Le acabo de enviar un mensaje a Harry sobre lo confiar en Snape y esto fue lo que envió:

Estoy ocupado ahora, pero te visitaré mañana después de las clases. Más te vale que estés ahí.

¿Soy yo, o eso sonó a advertencia?

Siri


De: El Lobo sábelo-todo

Para: El idiota

Asunto: Re: Ermm

¿Te sonó a advertencia? ¡ES una advertencia!

Viendo como mi intento de educarte falló, parece que Harry se va encargar del asunto y sospecho que él será más directo que moi.

Si yo fuera tú, estaría asustado. Muy asustado.

Remus


Harry y Ginny iban camino hacia Las Tres Escobas. Primero habían ido a la torre de Gryffindor para cambiarse de ropa y darle la impresión a todos de que iban para algún lado para comerse a besos. La risita pícara de Ron resultó una distracción exitosa para todos menos Hermione, quien les tiró a la pareja una mirada curiosa. Harry le envió una mirada de advertencia prometiendo que explicaría en el futuro.

Era una noche agradable de otoño, ni muy fría, ni muy caliente, perfecta para caminar por el pueblo al anochecer. Había mas personas en las calles, yendo y viniendo en sus quehaceres diarios.

– Mira eso. – suspiró Harry, deteniéndose en una de las calles.

– ¿Qué mire que? – murmuró Ginny en respuesta.

– El pueblo. Se ve tan pacífico, la gente como si nada. Mira la calma.

Ginny observó, girándose un poco, esperando que él captara el mensaje. Así él hizo cuando un segundo más tarde ella estaba rodeada por los brazos del joven.

– Esto es, Gin. Esto es por lo que estamos peleando. – sus palabras rozaron el pelo de la pelirroja. – Estas personas, este tipo de vida, esto es la razón por la que nosotros hacemos lo que estamos haciendo para detener a Voldemort. Esta normalidad, estas personas solo quieren vivir en paz. Esto es lo que queremos para nosotros, nuestras familias, nuestros amigos y el resto del mundo.  Esto es lo que quiero para todos.

Ginny sintió una lágrima bajar por su mejilla mientras su novio abría su corazón para ella.

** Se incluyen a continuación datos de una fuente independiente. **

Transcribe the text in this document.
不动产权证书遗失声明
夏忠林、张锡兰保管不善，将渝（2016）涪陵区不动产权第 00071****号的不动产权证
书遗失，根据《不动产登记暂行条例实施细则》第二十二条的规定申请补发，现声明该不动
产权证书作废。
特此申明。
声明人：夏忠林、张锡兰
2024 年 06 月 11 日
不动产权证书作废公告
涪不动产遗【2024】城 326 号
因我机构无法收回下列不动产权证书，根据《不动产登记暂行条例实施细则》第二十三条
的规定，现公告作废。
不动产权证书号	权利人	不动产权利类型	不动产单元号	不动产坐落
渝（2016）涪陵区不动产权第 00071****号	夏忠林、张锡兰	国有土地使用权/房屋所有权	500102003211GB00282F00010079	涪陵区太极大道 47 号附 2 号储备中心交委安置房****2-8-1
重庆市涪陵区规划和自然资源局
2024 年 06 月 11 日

Ella sabía que muchos buscaban su fama, su poder o su riqueza. Ninguno sabía el costo que estas cosas tenían para él y la determinación que se necesitaba para ser Harry Potter. Nadie sabía qué lo animaba, qué lo hacía seguir el camino que él se había impuesto. Ella se juró en ese momento de que ella lo seguiría y lo apoyaría en cada paso, ayudándole a soportar el peso de tantas expectaciones.

Los dos se mantuvieron así en silencio por unos minutos, el sol bañándoles con su luz. 

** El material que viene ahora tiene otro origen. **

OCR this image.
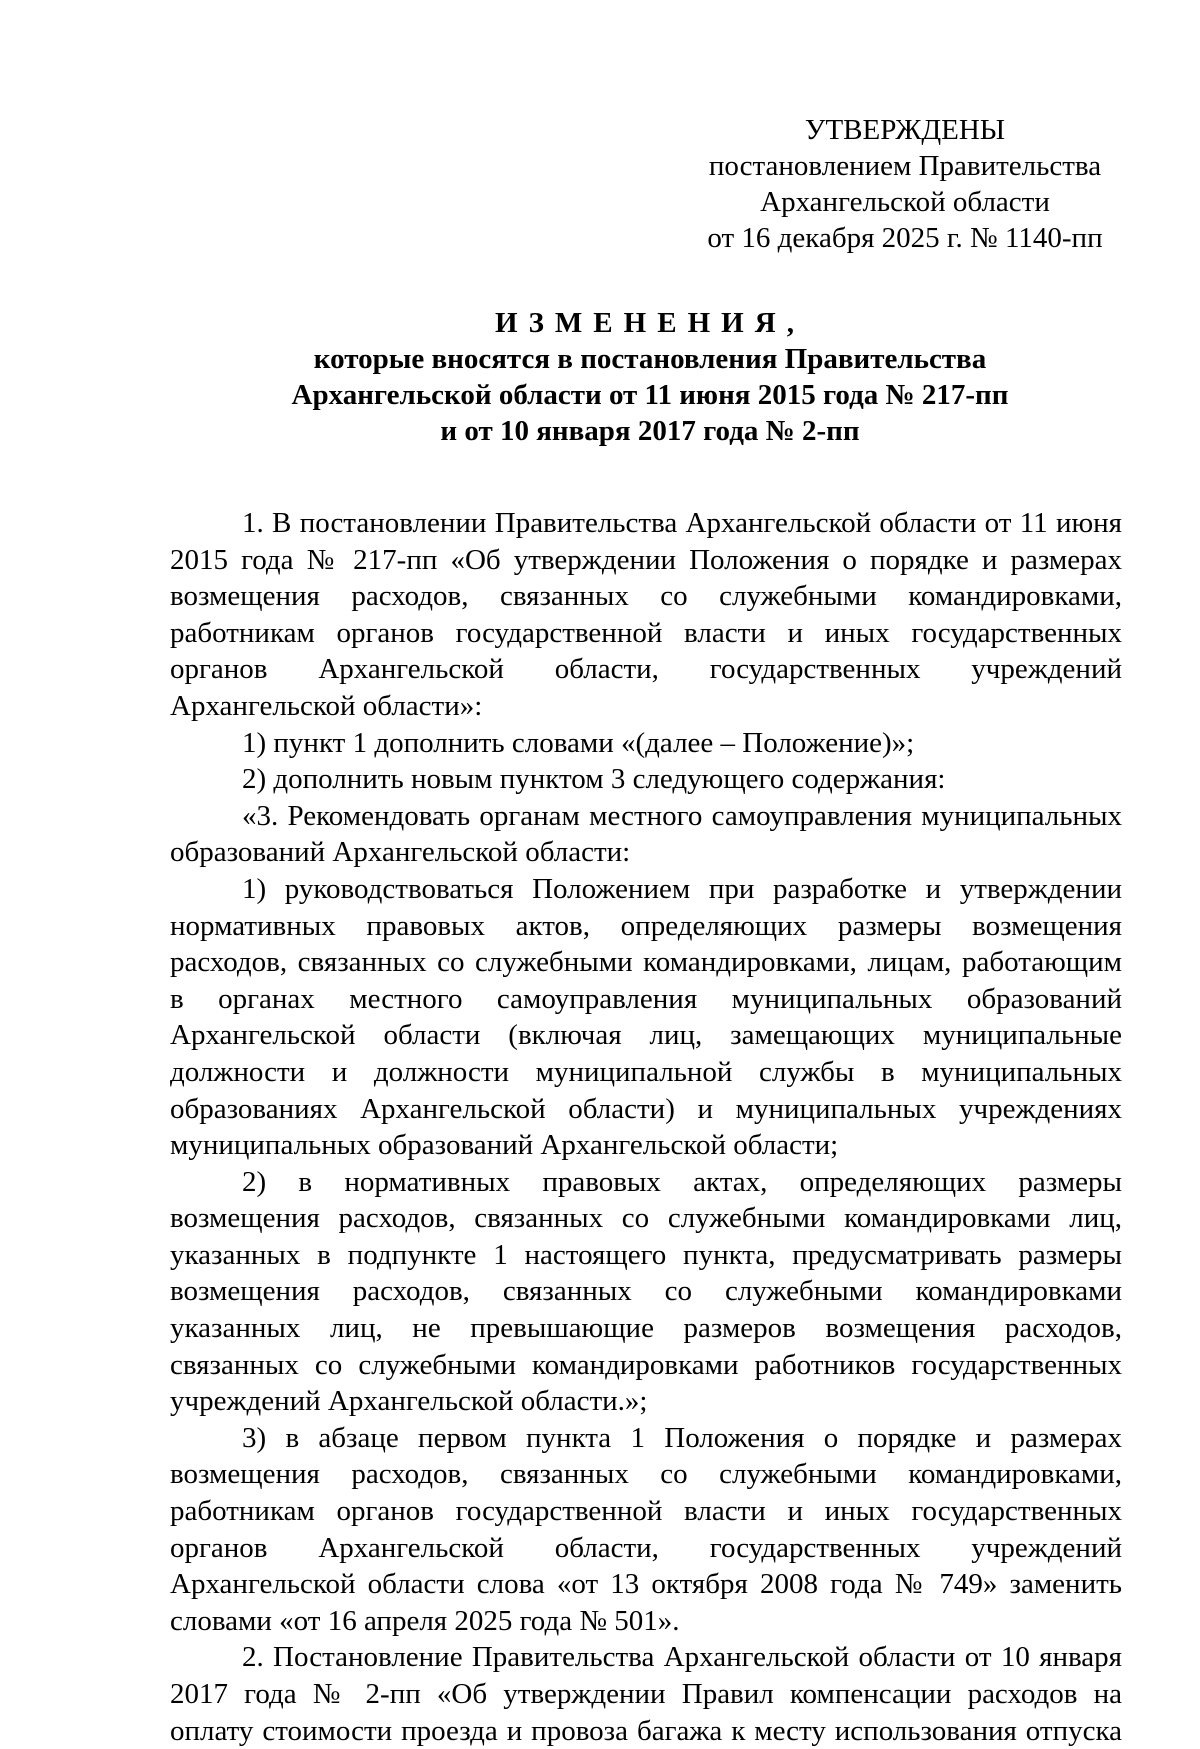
УТВЕРЖДЕНЫ
постановлением Правительства
Архангельской области
от 16 декабря 2025 г. № 1140-пп
ИЗМЕНЕНИЯ,
которые вносятся в постановления Правительства
Архангельской области от 11 июня 2015 года № 217-пп
и от 10 января 2017 года № 2-пп

1. В постановлении Правительства Архангельской области от 11 июня 2015 года № 217-пп «Об утверждении Положения о порядке и размерах возмещения расходов, связанных со служебными командировками, работникам органов государственной власти и иных государственных органов Архангельской области, государственных учреждений Архангельской области»:

1) пункт 1 дополнить словами «(далее – Положение)»;

2) дополнить новым пунктом 3 следующего содержания:

«3. Рекомендовать органам местного самоуправления муниципальных образований Архангельской области:

1) руководствоваться Положением при разработке и утверждении нормативных правовых актов, определяющих размеры возмещения расходов, связанных со служебными командировками, лицам, работающим в органах местного самоуправления муниципальных образований Архангельской области (включая лиц, замещающих муниципальные должности и должности муниципальной службы в муниципальных образованиях Архангельской области) и муниципальных учреждениях муниципальных образований Архангельской области;

2) в нормативных правовых актах, определяющих размеры возмещения расходов, связанных со служебными командировками лиц, указанных в подпункте 1 настоящего пункта, предусматривать размеры возмещения расходов, связанных со служебными командировками указанных лиц, не превышающие размеров возмещения расходов, связанных со служебными командировками работников государственных учреждений Архангельской области.»;

3) в абзаце первом пункта 1 Положения о порядке и размерах возмещения расходов, связанных со служебными командировками, работникам органов государственной власти и иных государственных органов Архангельской области, государственных учреждений Архангельской области слова «от 13 октября 2008 года № 749» заменить словами «от 16 апреля 2025 года № 501».

2. Постановление Правительства Архангельской области от 10 января 2017 года № 2-пп «Об утверждении Правил компенсации расходов на оплату стоимости проезда и провоза багажа к месту использования отпуска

– Vamos. – dijo por fin Harry. – Estoy que muero de la curiosidad.

Ginny rió suavemente cuando Harry Potter desapareció para ser reemplazado por el otro Harry, el que era de ella solamente.

Ella tomó su mano y dio un saltito de alegría mientras lo halaba de la mano y escuchaba la risa suave del joven. Ella sabía que a lo mejor era un poco infantil de su parte actuar así pero sabía que era lo que él necesitaba en ese momento. Cada día ella lo entendía mejor. Era algo que le daba alegría en su corazón porque de seguro en esos momentos ella era quien mejor lo conocía.


Las Tres Escobas estaba lleno a capacidad con muchas personas disfrutando la última noche del fin de semana. El murmulleo de varias conversaciones se podía escuchar sobre el humo del lugar, mientras magos ancianos fumando diversos cigarros le decían al que quisiera escuchar qué era lo que estaba mal en el mundo mágico.

Magos y brujas jóvenes estaban en las mesas, bebiendo cerveza de mantequilla y whisky, tratando quizás de alguna manera de olvidar que tenían que trabajar al otro día.

Harry y Ginny entraron juntos tomados de la mano dirigiéndose a una de las esquinas. La mayoría de la gente no les prestó atención ya que nadie esperaba ver estudiantes del colegio en un domingo por la noche.

– Oh, mira. – anunció Fred, no muy alto para no llamar la atención. – Es nuestra hermosa hermana y su chico.

– Vaya, sí que son. – dijo George. – ¿No se ven lindos los dos juntitos?

– ¡Absolutamente! Deberían sentarse, ¿no creen? No sea que llamen la atención de los demás.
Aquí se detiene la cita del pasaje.